Monday, February 26, 2007

Sequencing Photos





Helen came down yesterday for help in preparing a class activity. She wanted us to take photos of her preparing a fruit salad. Her pre-primary class will be making their own tomorrow (Tuesday) and they are doing this activity beforehand. It involves 4 photos printed on a sheet of paper. Each photo is of a step in the fruit salad preparation. The children have to cut up the sheet and rearrange them in the correct order, explaining what they have done.

We took about 20 digital photos as she made the salad and then she chose 4. Kevin put them all on an A4 sheet and printed off 24 copies.

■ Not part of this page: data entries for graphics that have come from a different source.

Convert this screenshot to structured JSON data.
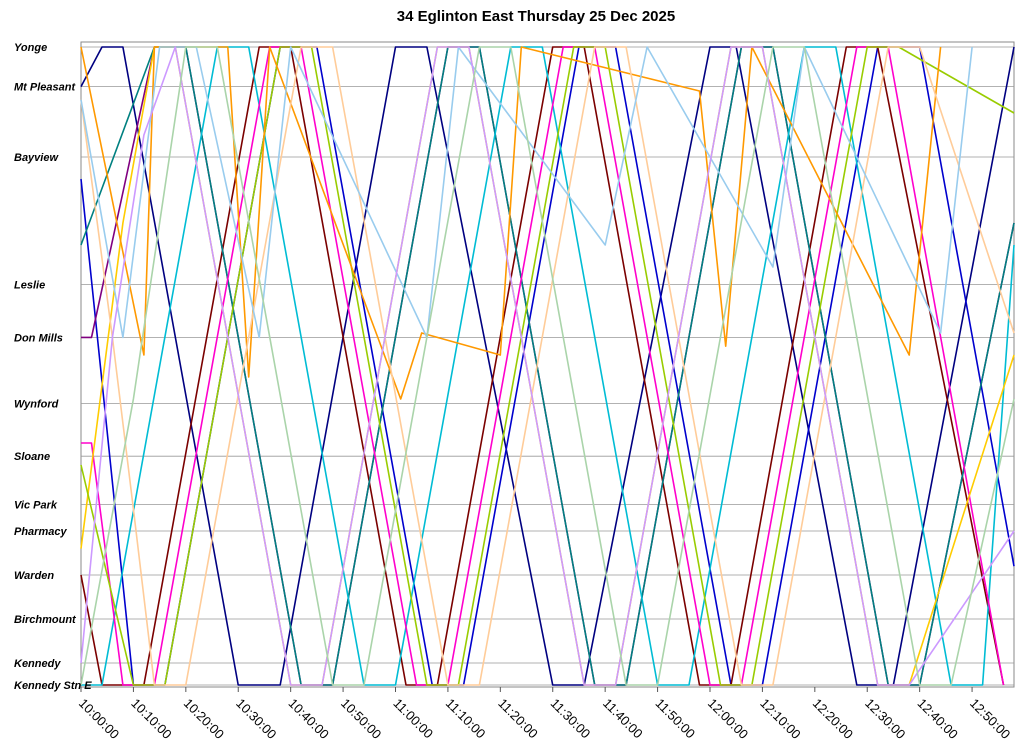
{
  "chart_data": {
    "type": "line",
    "title": "34 Eglinton East Thursday 25 Dec 2025",
    "xlabel": "",
    "ylabel": "",
    "x_ticks": [
      "10:00:00",
      "10:10:00",
      "10:20:00",
      "10:30:00",
      "10:40:00",
      "10:50:00",
      "11:00:00",
      "11:10:00",
      "11:20:00",
      "11:30:00",
      "11:40:00",
      "11:50:00",
      "12:00:00",
      "12:10:00",
      "12:20:00",
      "12:30:00",
      "12:40:00",
      "12:50:00"
    ],
    "xlim": [
      "10:00:00",
      "12:58:00"
    ],
    "stops": [
      {
        "name": "Yonge",
        "pos": 0
      },
      {
        "name": "Mt Pleasant",
        "pos": 0.9
      },
      {
        "name": "Bayview",
        "pos": 2.5
      },
      {
        "name": "Leslie",
        "pos": 5.4
      },
      {
        "name": "Don Mills",
        "pos": 6.6
      },
      {
        "name": "Wynford",
        "pos": 8.1
      },
      {
        "name": "Sloane",
        "pos": 9.3
      },
      {
        "name": "Vic Park",
        "pos": 10.4
      },
      {
        "name": "Pharmacy",
        "pos": 11.0
      },
      {
        "name": "Warden",
        "pos": 12.0
      },
      {
        "name": "Birchmount",
        "pos": 13.0
      },
      {
        "name": "Kennedy",
        "pos": 14.0
      },
      {
        "name": "Kennedy Stn E",
        "pos": 14.5
      }
    ],
    "grid": true,
    "legend": "none",
    "series": [
      {
        "color": "#000080",
        "points": [
          [
            "10:00",
            0.9
          ],
          [
            "10:04",
            0
          ],
          [
            "10:08",
            0
          ],
          [
            "10:30",
            14.5
          ],
          [
            "10:38",
            14.5
          ],
          [
            "11:00",
            0
          ],
          [
            "11:06",
            0
          ],
          [
            "11:30",
            14.5
          ],
          [
            "11:36",
            14.5
          ],
          [
            "12:00",
            0
          ],
          [
            "12:05",
            0
          ],
          [
            "12:28",
            14.5
          ],
          [
            "12:35",
            14.5
          ],
          [
            "12:58",
            0
          ]
        ]
      },
      {
        "color": "#0000cd",
        "points": [
          [
            "10:00",
            3.0
          ],
          [
            "10:10",
            14.5
          ],
          [
            "10:16",
            14.5
          ],
          [
            "10:38",
            0
          ],
          [
            "10:45",
            0
          ],
          [
            "11:07",
            14.5
          ],
          [
            "11:13",
            14.5
          ],
          [
            "11:35",
            0
          ],
          [
            "11:42",
            0
          ],
          [
            "12:04",
            14.5
          ],
          [
            "12:10",
            14.5
          ],
          [
            "12:32",
            0
          ],
          [
            "12:40",
            0
          ],
          [
            "12:58",
            11.8
          ]
        ]
      },
      {
        "color": "#7b0000",
        "points": [
          [
            "10:00",
            12.0
          ],
          [
            "10:04",
            14.5
          ],
          [
            "10:12",
            14.5
          ],
          [
            "10:34",
            0
          ],
          [
            "10:40",
            0
          ],
          [
            "11:02",
            14.5
          ],
          [
            "11:08",
            14.5
          ],
          [
            "11:30",
            0
          ],
          [
            "11:36",
            0
          ],
          [
            "11:58",
            14.5
          ],
          [
            "12:04",
            14.5
          ],
          [
            "12:26",
            0
          ],
          [
            "12:32",
            0
          ],
          [
            "12:56",
            14.5
          ]
        ]
      },
      {
        "color": "#800080",
        "points": [
          [
            "10:00",
            6.6
          ],
          [
            "10:02",
            6.6
          ],
          [
            "10:14",
            0
          ],
          [
            "10:20",
            0
          ],
          [
            "10:42",
            14.5
          ],
          [
            "10:48",
            14.5
          ],
          [
            "11:10",
            0
          ],
          [
            "11:16",
            0
          ],
          [
            "11:38",
            14.5
          ],
          [
            "11:44",
            14.5
          ],
          [
            "12:06",
            0
          ],
          [
            "12:12",
            0
          ],
          [
            "12:34",
            14.5
          ],
          [
            "12:40",
            14.5
          ],
          [
            "12:58",
            4.0
          ]
        ]
      },
      {
        "color": "#008080",
        "points": [
          [
            "10:00",
            4.5
          ],
          [
            "10:14",
            0
          ],
          [
            "10:20",
            0
          ],
          [
            "10:42",
            14.5
          ],
          [
            "10:48",
            14.5
          ],
          [
            "11:10",
            0
          ],
          [
            "11:16",
            0
          ],
          [
            "11:38",
            14.5
          ],
          [
            "11:44",
            14.5
          ],
          [
            "12:06",
            0
          ],
          [
            "12:12",
            0
          ],
          [
            "12:34",
            14.5
          ],
          [
            "12:40",
            14.5
          ],
          [
            "12:58",
            4.0
          ]
        ]
      },
      {
        "color": "#00bcd4",
        "points": [
          [
            "10:00",
            14.5
          ],
          [
            "10:04",
            14.5
          ],
          [
            "10:26",
            0
          ],
          [
            "10:32",
            0
          ],
          [
            "10:54",
            14.5
          ],
          [
            "11:00",
            14.5
          ],
          [
            "11:22",
            0
          ],
          [
            "11:28",
            0
          ],
          [
            "11:50",
            14.5
          ],
          [
            "11:56",
            14.5
          ],
          [
            "12:18",
            0
          ],
          [
            "12:24",
            0
          ],
          [
            "12:46",
            14.5
          ],
          [
            "12:52",
            14.5
          ],
          [
            "12:58",
            4.5
          ]
        ]
      },
      {
        "color": "#ff00cc",
        "points": [
          [
            "10:00",
            9.0
          ],
          [
            "10:02",
            9.0
          ],
          [
            "10:08",
            14.5
          ],
          [
            "10:14",
            14.5
          ],
          [
            "10:36",
            0
          ],
          [
            "10:42",
            0
          ],
          [
            "11:04",
            14.5
          ],
          [
            "11:10",
            14.5
          ],
          [
            "11:32",
            0
          ],
          [
            "11:38",
            0
          ],
          [
            "12:00",
            14.5
          ],
          [
            "12:06",
            14.5
          ],
          [
            "12:28",
            0
          ],
          [
            "12:34",
            0
          ],
          [
            "12:56",
            14.5
          ]
        ]
      },
      {
        "color": "#ffcc00",
        "points": [
          [
            "10:00",
            11.4
          ],
          [
            "10:08",
            4.0
          ],
          [
            "10:14",
            0
          ],
          [
            "10:18",
            0
          ],
          [
            "10:40",
            14.5
          ],
          [
            "10:46",
            14.5
          ],
          [
            "11:08",
            0
          ],
          [
            "11:14",
            0
          ],
          [
            "11:36",
            14.5
          ],
          [
            "11:42",
            14.5
          ],
          [
            "12:04",
            0
          ],
          [
            "12:10",
            0
          ],
          [
            "12:32",
            14.5
          ],
          [
            "12:38",
            14.5
          ],
          [
            "12:58",
            7.0
          ]
        ]
      },
      {
        "color": "#99cc00",
        "points": [
          [
            "10:00",
            9.5
          ],
          [
            "10:10",
            14.5
          ],
          [
            "10:16",
            14.5
          ],
          [
            "10:38",
            0
          ],
          [
            "10:44",
            0
          ],
          [
            "11:06",
            14.5
          ],
          [
            "11:12",
            14.5
          ],
          [
            "11:34",
            0
          ],
          [
            "11:40",
            0
          ],
          [
            "12:02",
            14.5
          ],
          [
            "12:08",
            14.5
          ],
          [
            "12:30",
            0
          ],
          [
            "12:36",
            0
          ],
          [
            "12:58",
            1.5
          ]
        ]
      },
      {
        "color": "#ff9900",
        "points": [
          [
            "10:00",
            0
          ],
          [
            "10:12",
            7.0
          ],
          [
            "10:14",
            0
          ],
          [
            "10:28",
            0
          ],
          [
            "10:32",
            7.5
          ],
          [
            "10:36",
            0
          ],
          [
            "11:01",
            8.0
          ],
          [
            "11:05",
            6.5
          ],
          [
            "11:20",
            7.0
          ],
          [
            "11:24",
            0
          ],
          [
            "11:58",
            1.0
          ],
          [
            "12:03",
            6.8
          ],
          [
            "12:08",
            0
          ],
          [
            "12:38",
            7.0
          ],
          [
            "12:44",
            0
          ]
        ]
      },
      {
        "color": "#ffcc99",
        "points": [
          [
            "10:00",
            1.2
          ],
          [
            "10:06",
            6.6
          ],
          [
            "10:10",
            10.5
          ],
          [
            "10:14",
            14.5
          ],
          [
            "10:20",
            14.5
          ],
          [
            "10:42",
            0
          ],
          [
            "10:48",
            0
          ],
          [
            "11:10",
            14.5
          ],
          [
            "11:16",
            14.5
          ],
          [
            "11:38",
            0
          ],
          [
            "11:44",
            0
          ],
          [
            "12:06",
            14.5
          ],
          [
            "12:12",
            14.5
          ],
          [
            "12:34",
            0
          ],
          [
            "12:40",
            0
          ],
          [
            "12:58",
            6.5
          ]
        ]
      },
      {
        "color": "#99ccee",
        "points": [
          [
            "10:00",
            1.2
          ],
          [
            "10:08",
            6.6
          ],
          [
            "10:15",
            0
          ],
          [
            "10:22",
            0
          ],
          [
            "10:34",
            6.6
          ],
          [
            "10:40",
            0
          ],
          [
            "11:06",
            6.6
          ],
          [
            "11:12",
            0
          ],
          [
            "11:40",
            4.5
          ],
          [
            "11:48",
            0
          ],
          [
            "12:12",
            5.0
          ],
          [
            "12:18",
            0
          ],
          [
            "12:44",
            6.5
          ],
          [
            "12:50",
            0
          ]
        ]
      },
      {
        "color": "#cc99ff",
        "points": [
          [
            "10:00",
            14.0
          ],
          [
            "10:06",
            6.6
          ],
          [
            "10:12",
            2.0
          ],
          [
            "10:18",
            0
          ],
          [
            "10:40",
            14.5
          ],
          [
            "10:46",
            14.5
          ],
          [
            "11:08",
            0
          ],
          [
            "11:14",
            0
          ],
          [
            "11:36",
            14.5
          ],
          [
            "11:42",
            14.5
          ],
          [
            "12:04",
            0
          ],
          [
            "12:10",
            0
          ],
          [
            "12:32",
            14.5
          ],
          [
            "12:38",
            14.5
          ],
          [
            "12:58",
            11.0
          ]
        ]
      },
      {
        "color": "#aad4aa",
        "points": [
          [
            "10:00",
            14.5
          ],
          [
            "10:10",
            8.0
          ],
          [
            "10:20",
            0
          ],
          [
            "10:26",
            0
          ],
          [
            "10:48",
            14.5
          ],
          [
            "10:54",
            14.5
          ],
          [
            "11:16",
            0
          ],
          [
            "11:22",
            0
          ],
          [
            "11:44",
            14.5
          ],
          [
            "11:50",
            14.5
          ],
          [
            "12:12",
            0
          ],
          [
            "12:18",
            0
          ],
          [
            "12:40",
            14.5
          ],
          [
            "12:46",
            14.5
          ],
          [
            "12:58",
            8.0
          ]
        ]
      }
    ]
  }
}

Bit of a delay when one of the colour inks ran out and he had to refill the cartridge but they were all finished in plenty of time.

She arrived about 10.30 and left shortly after 3. In this time we had gone shopping for the fruit, the salad making was organised and photographed and the activity sheets completed. We had also had lunch. I couldn't help thinking how much easier the digital age has made some tasks for teachers.

In the dark ages if you took photos of anything you were doing with kids you had to wait till you had finished a roll of film, get it processed, then often discover that a vital photo was blurred or out of focus or hadn't actually been taken. An activity like this one would have taken days of planning, physical cut and paste and then reproduction of the sheets by black and white photocopier. Even further back in the dark ages it would have involved a Gestetner printer or even a Fordigraph and photos could not even be considered.

I did not often take photos of student work for the above reasons. Kevin, of course, being a photography teacher was much more adept and always took photos of the students in his class for his marks book, but he still had to wait a day for the processing. Helen can take photos of her students and download them instantly to a computer for them to see.

And what happened to the fruit salad? No, we didn't eat it for lunch. She took it to a picnic concert in Kings Park that evening.